Hands on activities include:

  • Smallpox vaccination training
  • Vaccination and mass prophylaxis dispensing site operations

Trainings are given by Elizabeth J. Scharman, Pharm.D, DABAT, BCPS, FAACT. Dr. Scharman is a full-time Professor with the School of Pharmacy and is the Director of the West Virginia Poison Center (WVPC). She is located at the Charleston Division. She is also the Deputy Strategic National Stockpile (SNS) Coordinator for the state of West Virginia.

As a result of her work with the SNS program, and the desire of the Federal government to include poison centers in terrorism funding, Dr. Scharman received a $ 40,000.00 sub-contract grant through the Health Resources and Services Administration (HRSA) Hospital Preparedness Grant program to initiate a Disaster Phone Bank (where the public would call in with questions about their medication or vaccination questions should medication or vaccination be needed following a terrorist event) and to train pharmacy students to assist with the phone bank and other volunteer activities associated with the SNS Program.

The Strategic National Stockpile (SNS) contains the medications, antidotes, vaccines, and medical supplies necessary to treat victims or provide prophylaxis for citizens following a chemical or biological terrorist event. The SNS program is managed by the Center’s for Disease Control (CDC) and the Department of Homeland Security (DHS). SNS supplies are stored in secret locations in the United States. States request SNS supplies after a terrorist event if the event cannot be managed with local supplies. The CDC expects that it will take 12 hours or less for states to receive supplies after they have been requested. Individual states will need to be able to start treatment on victims while awaiting arrival of the NPS.

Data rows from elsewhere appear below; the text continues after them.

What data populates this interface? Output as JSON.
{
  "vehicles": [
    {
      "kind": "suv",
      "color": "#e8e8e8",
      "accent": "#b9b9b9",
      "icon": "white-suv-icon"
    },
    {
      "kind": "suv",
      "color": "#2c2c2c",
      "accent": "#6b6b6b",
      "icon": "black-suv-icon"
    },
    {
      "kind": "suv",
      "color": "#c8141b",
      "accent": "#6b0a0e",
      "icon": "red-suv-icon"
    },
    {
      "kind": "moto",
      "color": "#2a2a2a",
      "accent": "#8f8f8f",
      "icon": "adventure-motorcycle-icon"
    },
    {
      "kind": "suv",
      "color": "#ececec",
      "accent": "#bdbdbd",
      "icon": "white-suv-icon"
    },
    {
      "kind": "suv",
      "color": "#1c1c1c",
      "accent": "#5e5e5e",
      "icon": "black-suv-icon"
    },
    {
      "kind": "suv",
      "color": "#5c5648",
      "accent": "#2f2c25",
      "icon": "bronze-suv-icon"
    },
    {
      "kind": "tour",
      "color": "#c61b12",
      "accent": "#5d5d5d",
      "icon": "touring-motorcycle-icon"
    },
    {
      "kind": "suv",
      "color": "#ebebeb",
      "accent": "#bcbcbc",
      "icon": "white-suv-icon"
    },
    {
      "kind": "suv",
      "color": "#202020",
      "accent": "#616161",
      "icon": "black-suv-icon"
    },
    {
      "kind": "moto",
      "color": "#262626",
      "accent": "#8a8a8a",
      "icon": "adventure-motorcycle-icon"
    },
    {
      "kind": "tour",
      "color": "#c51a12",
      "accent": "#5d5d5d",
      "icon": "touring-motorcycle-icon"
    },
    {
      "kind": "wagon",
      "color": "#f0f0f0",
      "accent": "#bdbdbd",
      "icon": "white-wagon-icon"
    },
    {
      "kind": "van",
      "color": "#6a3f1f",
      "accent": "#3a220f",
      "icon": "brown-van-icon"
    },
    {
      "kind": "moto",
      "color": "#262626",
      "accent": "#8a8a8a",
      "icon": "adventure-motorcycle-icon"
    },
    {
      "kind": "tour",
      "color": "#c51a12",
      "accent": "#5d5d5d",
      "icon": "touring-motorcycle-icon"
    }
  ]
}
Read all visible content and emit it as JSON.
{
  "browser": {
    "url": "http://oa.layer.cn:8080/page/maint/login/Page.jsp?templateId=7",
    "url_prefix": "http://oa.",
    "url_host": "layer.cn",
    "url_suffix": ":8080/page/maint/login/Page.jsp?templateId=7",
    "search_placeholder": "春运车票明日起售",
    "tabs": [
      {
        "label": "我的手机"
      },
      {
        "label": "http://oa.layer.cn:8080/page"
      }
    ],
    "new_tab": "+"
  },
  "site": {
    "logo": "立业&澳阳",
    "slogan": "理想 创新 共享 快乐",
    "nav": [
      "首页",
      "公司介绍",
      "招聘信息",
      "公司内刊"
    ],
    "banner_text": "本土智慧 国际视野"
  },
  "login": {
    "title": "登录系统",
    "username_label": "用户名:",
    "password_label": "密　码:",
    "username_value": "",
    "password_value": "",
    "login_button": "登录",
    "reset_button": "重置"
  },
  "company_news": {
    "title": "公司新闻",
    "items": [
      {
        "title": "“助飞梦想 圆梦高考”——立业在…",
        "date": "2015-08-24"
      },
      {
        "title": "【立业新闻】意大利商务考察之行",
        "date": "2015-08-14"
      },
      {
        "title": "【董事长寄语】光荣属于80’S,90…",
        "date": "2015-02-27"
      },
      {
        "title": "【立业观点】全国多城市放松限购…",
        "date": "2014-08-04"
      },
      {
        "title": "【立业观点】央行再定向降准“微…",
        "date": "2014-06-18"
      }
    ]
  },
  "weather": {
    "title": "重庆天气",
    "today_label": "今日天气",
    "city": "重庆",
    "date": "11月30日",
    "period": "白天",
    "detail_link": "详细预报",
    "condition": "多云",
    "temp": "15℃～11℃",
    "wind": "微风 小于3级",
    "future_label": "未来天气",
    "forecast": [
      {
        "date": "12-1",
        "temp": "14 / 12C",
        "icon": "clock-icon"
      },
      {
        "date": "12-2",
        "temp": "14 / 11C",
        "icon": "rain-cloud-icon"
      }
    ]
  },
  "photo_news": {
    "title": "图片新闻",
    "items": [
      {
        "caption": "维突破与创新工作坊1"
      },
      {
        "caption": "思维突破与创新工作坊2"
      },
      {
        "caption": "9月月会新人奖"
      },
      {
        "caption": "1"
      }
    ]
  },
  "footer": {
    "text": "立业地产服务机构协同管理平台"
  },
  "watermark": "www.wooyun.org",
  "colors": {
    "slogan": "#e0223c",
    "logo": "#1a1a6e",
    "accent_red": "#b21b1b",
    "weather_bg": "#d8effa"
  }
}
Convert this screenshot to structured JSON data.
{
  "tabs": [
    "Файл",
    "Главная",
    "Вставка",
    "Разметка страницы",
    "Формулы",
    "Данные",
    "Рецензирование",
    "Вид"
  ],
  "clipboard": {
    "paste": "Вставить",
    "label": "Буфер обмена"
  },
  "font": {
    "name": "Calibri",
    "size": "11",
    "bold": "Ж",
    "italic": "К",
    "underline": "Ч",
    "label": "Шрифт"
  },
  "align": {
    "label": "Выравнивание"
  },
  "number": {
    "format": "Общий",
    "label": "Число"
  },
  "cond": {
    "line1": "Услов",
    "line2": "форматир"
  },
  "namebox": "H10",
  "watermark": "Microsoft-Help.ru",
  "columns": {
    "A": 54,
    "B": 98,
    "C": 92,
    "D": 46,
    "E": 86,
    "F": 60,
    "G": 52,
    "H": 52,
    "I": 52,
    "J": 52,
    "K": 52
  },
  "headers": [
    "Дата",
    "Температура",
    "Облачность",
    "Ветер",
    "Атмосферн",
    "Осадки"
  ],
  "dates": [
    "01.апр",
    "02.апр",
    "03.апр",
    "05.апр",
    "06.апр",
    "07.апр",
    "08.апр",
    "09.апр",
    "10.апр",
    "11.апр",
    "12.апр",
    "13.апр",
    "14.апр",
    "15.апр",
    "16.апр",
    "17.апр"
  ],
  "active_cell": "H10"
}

Pharmacists will be integral in making the SNS plan work. Consider the worst-case-scenario: having the dispense ciprofloxacin and or doxycycline to the over 1.8 million people living in WV within a couple of days or having to vaccinate WV’s entire population within a couple of days. This will require pharmacists, nurses, physicians, veterinarians, dentists, other health care professionals, and the lay public to all play a part. Pharmacists will be needed to assist with dispensing functions at local dispensing sites and to help evaluate for antibiotic drug interactions, complications, and necessary dose adjustments for age and renal dysfunction. Pharmacists will also be needed to compound pediatric doses if the need arises and to ensure that medications and vaccines are stored and handled appropriately. In the hospital setting, these functions are also required. In addition, hospital pharmacists will need to play an active role in the development of their hospital’s SNS plan and will be integral to signing for and tracking the SNS assets their hospital receives.